Various alteration minerals are formed by interactions between volcanic rocks and thermal waters derived from volcanic gases. In the case of clay minerals, pyrophyllite and kaolin-group minerals form in acidic environments, while smectite, chlorite, and illite form in near-neutral environments. In contrast, talc, which is generally produced by hydrothermal alteration of ultramafic rocks, such as serpentinite, is uncommon in hydrothermal alteration at active volcanoes, and its formation process has not been well studied. We investigated hydrothermal alteration environments at active volcanoes in Hokkaido, and identified talc in altered rocks from several volcanoes. In this study, we summarize the occurrence and characteristics of talc and discuss its formation process at active volcanoes.
2. Occurrence and characteristics of talc
We identified talc in altered lavas and welded tuffs from Komagatake volcano, Tarumae volcano, and the Nukkakushi crater area of Tokachidake volcano. Based on the altered mineral assemblages, it is suggested that talc formed in near-neutral alteration environments.
At the Nukkakushi crater area of Tokachidake volcano, talc has been observed replacing olivine phenocrysts in altered dense andesitic lava, whereas other phenocrystic minerals remain unaltered. Magnetite often coexists with talc, and cristobalite, pyrite, and gypsum are occasionally recognized. The groundmass has partially undergone hydrothermal alterations to form saponite.
At Komagatake and Tarumae volcanoes, orthopyroxene phenocrysts in altered welded tuff and lava are completely replaced by talc, smectite, and chlorite, while clinopyroxene phenocrysts often show partial replacement. Plagioclase, the most dominant mineral phase, is generally unaltered. The groundmass has undergone hydrothermal alterations to form clay minerals, such as talc, smectite and chlorite.
Chemical analysis using EDS indicated that talc is Fe-rich, containing approximately 10 wt.% FeO.
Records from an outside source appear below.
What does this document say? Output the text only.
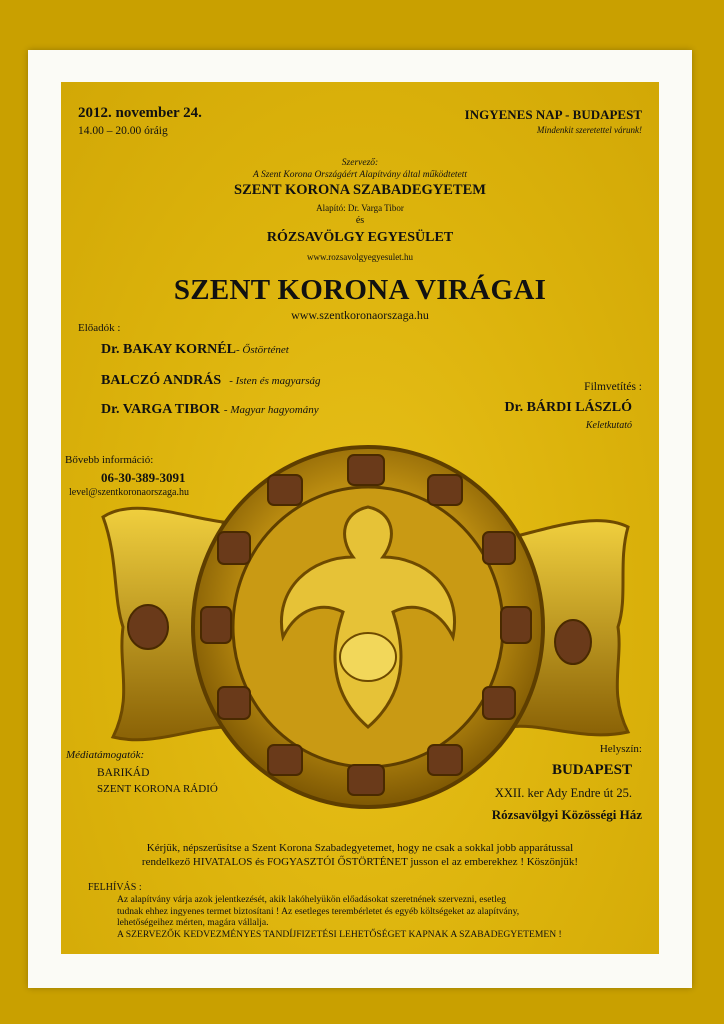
2012. november 24.
14.00 – 20.00 óráig
INGYENES NAP - BUDAPEST
Mindenkit szeretettel várunk!
Szervező:
A Szent Korona Országáért Alapítvány által működtetett
SZENT KORONA SZABADEGYETEM
Alapító: Dr. Varga Tibor
és
RÓZSAVÖLGY EGYESÜLET
www.rozsavolgyegyesulet.hu
SZENT KORONA VIRÁGAI
www.szentkoronaorszaga.hu
Előadók :
Dr. BAKAY KORNÉL- Őstörténet
BALCZÓ ANDRÁS - Isten és magyarság
Dr. VARGA TIBOR - Magyar hagyomány
Filmvetítés :
Dr. BÁRDI LÁSZLÓ
Keletkutató
Bővebb információ:
06-30-389-3091
level@szentkoronaorszaga.hu
Médiatámogatók:
BARIKÁD
SZENT KORONA RÁDIÓ
Helyszín:
BUDAPEST
XXII. ker Ady Endre út 25.
Rózsavölgyi Közösségi Ház
Kérjük, népszerűsítse a Szent Korona Szabadegyetemet, hogy ne csak a sokkal jobb apparátussal
rendelkező HIVATALOS és FOGYASZTÓI ŐSTÖRTÉNET jusson el az emberekhez ! Köszönjük!
FELHÍVÁS :
Az alapítvány várja azok jelentkezését, akik lakóhelyükön előadásokat szeretnének szervezni, esetleg
tudnak ehhez ingyenes termet biztosítani ! Az esetleges terembérletet és egyéb költségeket az alapítvány,
lehetőségeihez mérten, magára vállalja.
A SZERVEZŐK KEDVEZMÉNYES TANDÍJFIZETÉSI LEHETŐSÉGET KAPNAK A SZABADEGYETEMEN !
3. Formation processes of talc
Pyroxene and olivine are replaced by serpentine, brucite, and talc by serpentinization, and talc becomes stable at a high silica activity environment (e.g., Frost & Beard, 2007). Based on the characteristics of the altered dense lava at the Nukkakushi crater area, it is unlikely that a large amount of acidic thermal waters permeated the lava. Instead, it is more probable that a small amount of H2S gas and heat supply caused near-neutral hydrothermal alterations. In the case of Komagatake and Tarumae volcanoes, the hydrothermal alteration environments associated with talc formation were near-neutral (Takahashi, 2022). In these volcanoes, the matrix glass was replaced by clay minerals, such as smectite (saponite) and chlorite, leading to excess Si, which produced the high silica activity environment necessary for talc formation. Talc contains approximately 10 wt.% FeO, implying that it was formed at relatively low temperatures (<100 °C) (e.g., Mayhew et al., 2013). Magnetite and pyrite often coexist with talc, suggesting that residual Fe from talc formation precipitated as these minerals.
4. Conclusions
Our investigations revealed that, even in active volcanoes, talc forms through hydrothermal alterations of olivine and pyroxene phenocrysts in near-neutral environments. In such environments, a high silica activity environment required for talc formation can be established through alteration of the matrix glass. Moreover, talc is presumed to have formed in a relatively low-temperature (<100 °C) due to its Fe-rich characteristics.